Les dernières chroniques

  • Lafemmedemenage

    Lafemmedemenage

    Voilà, j’ai lu le roman dont tout le monde parle depuis un moment, qui est le premier d’une série et qui va même avoir une adaptation cinématographique.

    Et mes questions sont les suivantes : mais pourquoi ? Pourquoi tant de chroniques élogieuses ? Pourquoi un tel battage médiatique ? Pourquoi une adaptation ? Je sais qu’il en faut pour tous les gouts, mais là vraiment je ne comprends pas.

    Vous l’avez compris avec cette introduction : je n’ai pas aimé, mais alors pas du tout. Pourquoi l’avoir lu d’ailleurs ? Simplement parce qu’on m’a proposé de lire. Sinon c’est clair, je n’aurais même pas essayé.

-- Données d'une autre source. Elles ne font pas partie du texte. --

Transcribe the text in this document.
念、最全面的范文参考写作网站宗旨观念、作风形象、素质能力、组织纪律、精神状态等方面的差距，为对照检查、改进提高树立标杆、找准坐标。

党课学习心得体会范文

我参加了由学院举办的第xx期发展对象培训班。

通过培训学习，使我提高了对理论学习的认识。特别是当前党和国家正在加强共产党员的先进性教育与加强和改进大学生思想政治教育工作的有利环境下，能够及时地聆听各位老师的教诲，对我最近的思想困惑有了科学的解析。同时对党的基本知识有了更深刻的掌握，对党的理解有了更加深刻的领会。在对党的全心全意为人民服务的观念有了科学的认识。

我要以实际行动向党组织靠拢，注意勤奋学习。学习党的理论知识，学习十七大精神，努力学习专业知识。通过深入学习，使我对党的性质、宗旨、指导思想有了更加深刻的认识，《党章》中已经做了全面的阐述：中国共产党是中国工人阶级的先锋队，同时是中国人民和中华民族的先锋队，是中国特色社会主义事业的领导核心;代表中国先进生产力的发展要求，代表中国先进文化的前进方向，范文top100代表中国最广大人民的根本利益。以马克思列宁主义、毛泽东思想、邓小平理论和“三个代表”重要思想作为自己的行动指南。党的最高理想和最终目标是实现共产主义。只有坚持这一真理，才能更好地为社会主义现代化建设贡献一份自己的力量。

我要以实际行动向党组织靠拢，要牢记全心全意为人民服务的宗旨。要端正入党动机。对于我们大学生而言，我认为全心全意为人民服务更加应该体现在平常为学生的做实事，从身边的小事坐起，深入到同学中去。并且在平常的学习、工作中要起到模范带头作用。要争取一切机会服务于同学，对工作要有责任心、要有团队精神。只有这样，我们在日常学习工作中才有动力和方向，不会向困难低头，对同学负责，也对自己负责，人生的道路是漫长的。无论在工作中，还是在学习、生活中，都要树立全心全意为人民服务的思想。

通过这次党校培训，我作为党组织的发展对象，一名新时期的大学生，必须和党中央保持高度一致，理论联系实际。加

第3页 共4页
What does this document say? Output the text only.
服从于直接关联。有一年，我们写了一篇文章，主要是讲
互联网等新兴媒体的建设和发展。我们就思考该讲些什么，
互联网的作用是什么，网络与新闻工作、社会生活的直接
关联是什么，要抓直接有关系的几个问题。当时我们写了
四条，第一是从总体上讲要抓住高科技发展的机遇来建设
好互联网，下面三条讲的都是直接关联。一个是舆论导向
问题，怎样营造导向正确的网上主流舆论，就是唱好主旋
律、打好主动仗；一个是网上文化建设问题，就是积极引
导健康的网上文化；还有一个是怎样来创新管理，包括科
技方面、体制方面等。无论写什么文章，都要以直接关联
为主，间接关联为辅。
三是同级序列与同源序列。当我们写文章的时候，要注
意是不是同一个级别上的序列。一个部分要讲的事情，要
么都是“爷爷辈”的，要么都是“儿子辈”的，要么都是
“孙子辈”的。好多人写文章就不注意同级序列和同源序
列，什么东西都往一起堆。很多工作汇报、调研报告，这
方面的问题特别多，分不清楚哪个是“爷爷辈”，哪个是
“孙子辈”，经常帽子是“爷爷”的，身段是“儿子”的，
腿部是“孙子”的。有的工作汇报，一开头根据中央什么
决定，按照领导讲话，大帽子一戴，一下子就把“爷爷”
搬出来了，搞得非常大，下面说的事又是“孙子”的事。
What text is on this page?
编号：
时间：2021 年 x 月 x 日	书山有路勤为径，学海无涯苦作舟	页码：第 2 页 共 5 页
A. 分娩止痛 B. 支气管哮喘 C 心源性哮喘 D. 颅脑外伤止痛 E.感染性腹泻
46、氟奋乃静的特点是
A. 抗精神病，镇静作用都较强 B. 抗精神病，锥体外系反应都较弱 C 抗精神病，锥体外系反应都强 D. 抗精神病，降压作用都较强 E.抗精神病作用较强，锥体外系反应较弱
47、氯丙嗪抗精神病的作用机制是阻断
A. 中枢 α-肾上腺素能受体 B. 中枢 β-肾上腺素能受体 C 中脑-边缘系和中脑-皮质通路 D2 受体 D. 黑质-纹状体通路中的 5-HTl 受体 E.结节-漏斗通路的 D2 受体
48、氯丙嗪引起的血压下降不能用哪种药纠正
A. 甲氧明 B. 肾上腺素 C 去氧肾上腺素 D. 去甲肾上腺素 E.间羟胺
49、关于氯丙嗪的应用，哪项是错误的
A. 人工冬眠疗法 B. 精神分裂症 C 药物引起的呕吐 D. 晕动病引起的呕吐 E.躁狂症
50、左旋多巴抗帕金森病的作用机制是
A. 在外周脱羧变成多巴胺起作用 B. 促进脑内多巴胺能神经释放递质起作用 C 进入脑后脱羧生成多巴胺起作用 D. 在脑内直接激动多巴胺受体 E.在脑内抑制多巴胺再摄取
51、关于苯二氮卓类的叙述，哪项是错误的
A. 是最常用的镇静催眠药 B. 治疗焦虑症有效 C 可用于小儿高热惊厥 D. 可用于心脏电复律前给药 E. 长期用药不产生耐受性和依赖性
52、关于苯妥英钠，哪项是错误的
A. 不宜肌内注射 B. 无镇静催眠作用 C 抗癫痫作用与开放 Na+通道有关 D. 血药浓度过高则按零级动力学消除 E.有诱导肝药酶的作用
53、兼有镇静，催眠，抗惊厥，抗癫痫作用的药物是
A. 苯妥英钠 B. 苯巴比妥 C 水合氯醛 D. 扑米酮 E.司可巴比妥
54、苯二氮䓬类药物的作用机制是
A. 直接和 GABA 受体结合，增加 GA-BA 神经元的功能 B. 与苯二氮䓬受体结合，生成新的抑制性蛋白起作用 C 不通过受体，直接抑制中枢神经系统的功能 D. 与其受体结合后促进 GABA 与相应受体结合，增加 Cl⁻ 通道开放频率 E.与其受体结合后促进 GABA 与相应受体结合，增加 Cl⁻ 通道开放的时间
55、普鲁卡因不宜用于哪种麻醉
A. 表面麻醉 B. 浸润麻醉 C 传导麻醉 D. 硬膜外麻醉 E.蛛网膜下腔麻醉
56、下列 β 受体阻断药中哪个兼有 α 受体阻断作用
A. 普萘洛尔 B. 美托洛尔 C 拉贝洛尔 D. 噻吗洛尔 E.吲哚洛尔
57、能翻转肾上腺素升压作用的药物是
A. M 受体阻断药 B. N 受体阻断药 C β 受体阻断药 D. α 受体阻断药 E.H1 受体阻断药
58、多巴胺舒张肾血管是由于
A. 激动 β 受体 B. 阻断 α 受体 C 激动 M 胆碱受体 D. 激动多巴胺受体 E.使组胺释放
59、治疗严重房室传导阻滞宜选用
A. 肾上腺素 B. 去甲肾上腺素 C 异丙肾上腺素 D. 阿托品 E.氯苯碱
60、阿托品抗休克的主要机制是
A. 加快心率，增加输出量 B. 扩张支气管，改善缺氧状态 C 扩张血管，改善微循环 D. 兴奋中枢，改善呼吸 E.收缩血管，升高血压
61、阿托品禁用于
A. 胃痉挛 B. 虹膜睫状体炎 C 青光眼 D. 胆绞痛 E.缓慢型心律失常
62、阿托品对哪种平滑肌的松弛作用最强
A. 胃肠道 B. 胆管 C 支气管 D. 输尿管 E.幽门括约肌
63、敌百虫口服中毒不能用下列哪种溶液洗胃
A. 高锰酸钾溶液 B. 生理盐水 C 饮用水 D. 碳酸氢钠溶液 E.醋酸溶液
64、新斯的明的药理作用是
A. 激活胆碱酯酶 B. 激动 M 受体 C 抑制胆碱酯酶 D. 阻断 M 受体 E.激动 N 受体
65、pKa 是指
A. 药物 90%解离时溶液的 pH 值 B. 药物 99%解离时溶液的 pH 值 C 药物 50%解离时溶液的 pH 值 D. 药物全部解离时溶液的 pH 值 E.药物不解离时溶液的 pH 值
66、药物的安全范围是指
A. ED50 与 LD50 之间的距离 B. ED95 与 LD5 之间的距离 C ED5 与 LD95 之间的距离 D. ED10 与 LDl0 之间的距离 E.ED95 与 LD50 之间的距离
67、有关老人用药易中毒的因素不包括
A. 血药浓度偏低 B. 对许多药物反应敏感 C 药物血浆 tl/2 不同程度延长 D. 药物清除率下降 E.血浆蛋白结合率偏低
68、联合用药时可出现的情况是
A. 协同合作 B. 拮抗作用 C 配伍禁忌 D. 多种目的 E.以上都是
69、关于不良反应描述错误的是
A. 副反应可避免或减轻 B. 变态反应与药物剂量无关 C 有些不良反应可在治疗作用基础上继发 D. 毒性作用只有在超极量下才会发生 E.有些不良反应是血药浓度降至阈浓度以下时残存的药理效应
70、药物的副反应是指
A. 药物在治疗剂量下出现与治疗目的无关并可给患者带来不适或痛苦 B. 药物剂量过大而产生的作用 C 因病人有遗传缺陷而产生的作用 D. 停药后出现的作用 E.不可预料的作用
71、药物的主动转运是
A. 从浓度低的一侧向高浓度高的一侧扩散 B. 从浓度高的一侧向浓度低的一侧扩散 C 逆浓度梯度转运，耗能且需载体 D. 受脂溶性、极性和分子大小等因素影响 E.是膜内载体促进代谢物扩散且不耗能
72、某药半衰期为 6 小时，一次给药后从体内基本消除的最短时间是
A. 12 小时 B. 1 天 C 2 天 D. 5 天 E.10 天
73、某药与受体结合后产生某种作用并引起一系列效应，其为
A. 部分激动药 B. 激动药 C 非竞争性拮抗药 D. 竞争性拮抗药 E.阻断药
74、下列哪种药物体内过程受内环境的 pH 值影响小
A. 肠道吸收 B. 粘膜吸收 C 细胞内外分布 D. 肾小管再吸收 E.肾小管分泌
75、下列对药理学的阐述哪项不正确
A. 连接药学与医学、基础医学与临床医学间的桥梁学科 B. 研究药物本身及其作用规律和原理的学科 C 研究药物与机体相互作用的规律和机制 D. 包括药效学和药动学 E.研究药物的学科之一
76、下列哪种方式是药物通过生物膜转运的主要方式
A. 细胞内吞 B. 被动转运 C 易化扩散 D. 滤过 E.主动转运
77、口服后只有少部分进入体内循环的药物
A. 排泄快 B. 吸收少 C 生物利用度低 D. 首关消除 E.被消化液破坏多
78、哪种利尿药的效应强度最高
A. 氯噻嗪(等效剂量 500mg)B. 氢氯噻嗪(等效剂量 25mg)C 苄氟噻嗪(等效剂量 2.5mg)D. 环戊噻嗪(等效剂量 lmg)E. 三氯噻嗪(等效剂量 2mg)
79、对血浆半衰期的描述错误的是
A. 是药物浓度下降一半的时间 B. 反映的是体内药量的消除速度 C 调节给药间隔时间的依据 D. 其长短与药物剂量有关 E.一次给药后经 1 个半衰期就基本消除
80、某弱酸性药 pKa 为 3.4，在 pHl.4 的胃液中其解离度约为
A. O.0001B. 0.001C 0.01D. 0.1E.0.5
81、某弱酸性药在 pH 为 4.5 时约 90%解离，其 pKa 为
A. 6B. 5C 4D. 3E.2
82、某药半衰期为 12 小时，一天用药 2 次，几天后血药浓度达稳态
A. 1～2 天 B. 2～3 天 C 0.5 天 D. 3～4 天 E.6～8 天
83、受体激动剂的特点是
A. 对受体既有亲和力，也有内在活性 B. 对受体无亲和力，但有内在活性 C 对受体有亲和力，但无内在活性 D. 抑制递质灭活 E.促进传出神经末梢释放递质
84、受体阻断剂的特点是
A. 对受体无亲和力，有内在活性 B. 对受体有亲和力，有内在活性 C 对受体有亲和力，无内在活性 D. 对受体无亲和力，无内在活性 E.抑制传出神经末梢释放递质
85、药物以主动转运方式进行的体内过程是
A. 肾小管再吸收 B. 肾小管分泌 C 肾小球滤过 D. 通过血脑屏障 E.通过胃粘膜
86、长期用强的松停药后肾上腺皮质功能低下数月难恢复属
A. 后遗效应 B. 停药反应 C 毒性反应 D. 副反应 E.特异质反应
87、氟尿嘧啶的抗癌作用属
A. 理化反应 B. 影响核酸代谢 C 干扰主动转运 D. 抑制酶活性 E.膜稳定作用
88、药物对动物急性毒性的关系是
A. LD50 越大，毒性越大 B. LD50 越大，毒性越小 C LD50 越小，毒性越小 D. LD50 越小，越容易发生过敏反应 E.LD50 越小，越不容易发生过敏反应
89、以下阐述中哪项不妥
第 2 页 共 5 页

    Il est catalogué comme un roman policier haletant rempli de frissons et de tension. Alors peut être chez les 12-14 ans, car franchement, point d’histoire policière, ni de rebondissements ici. C’est d’une platitude et d’un ennui.

    Les personnages sont une caricature d’eux-mêmes : une ancienne taularde, une psychotique et 2 mâles alphas remplis de testostérone. Millie, l’ancienne taularde, passe son temps à dire qu’Andy, le mari, serait mieux avec elle qu’avec sa femme Nina, car elle se trouve plus belle et est plus jeune ; Nina, est la patronne despotique de base, jalouse, qui gâte à outrance sa fille unique Cece ; Andy est le mari qui, bien évidemment, dès que l’occasion se présente, trompe sa femme avec Millie ; Ah et j’oubliais Enzo le jardinier avec ses muscles saillants. Voilà caricature sur caricature.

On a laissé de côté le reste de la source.